Why should we care for the poor? The prophet Amos makes it clear that God is aware of the injustice done to the poor. Because the poor have no one else to defend them, our God promises that He will stand up for them. God will judge harshly those who have failed to see justice done for the powerless. When we stand before our loving God, we want to be sure that we did all we could in this life to be on the side of the little ones whom God cares so much about.
In his commentary on this Sunday’s readings, Douglas Sousa, STL, states:
“Concern for the poor is not only good religion, it is also sound politics. Government should be on the side of the needy. Wealthy people can take care of themselves. It is the poor who need the government to defend them against those who would exploit them. Also, as the saying goes, “Everyone does better when everyone does better.” When the hungry are fed, when the homeless have shelter, when the penniless get an education there is less crime, less disease, and less restlessness in society. We all benefit when the common good is served…. As followers of Christ, we are called to bring the good news of God’s love wherever we go including into the public square and the voting booth. In particular, we are called to announce God’s love for the poor. Then God’s kingdom will increasingly influence the earthly city making His peace and justice more of a reality in our world today.”
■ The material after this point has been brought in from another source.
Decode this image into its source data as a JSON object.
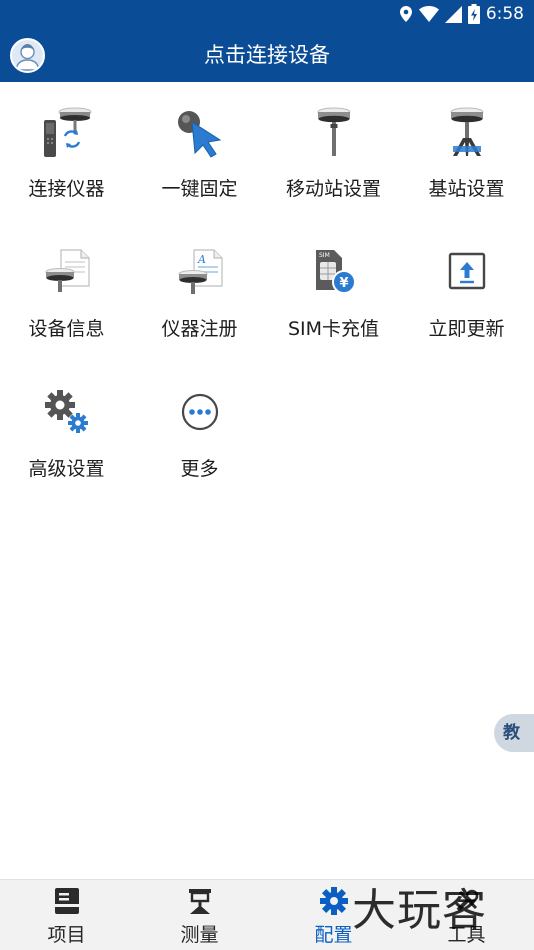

Somewhere in the early nineteen-hundreds, a young polish woman, made the difficult and momentous decision to escape the deteriorating conditions in Warsaw and, with her husband, who would later leave her, make the journey to the United States, following the dream of a better life. In the shadow of the Statue of Liberty, on Ellis Island, she would be welcomed to the United States. She would settle down and begin to raise a family, never fully understanding that the troubles in the home country would make their way to the States, and she would be called to send three of her sons back to Europe to fight Hitler’s aggression. That polish woman was my grandmother. I, like so many, am the second-born generation of immigrants. How lucky I am that Anna followed her dreams. May migrants and immigrants everywhere never be prevented from following their dreams.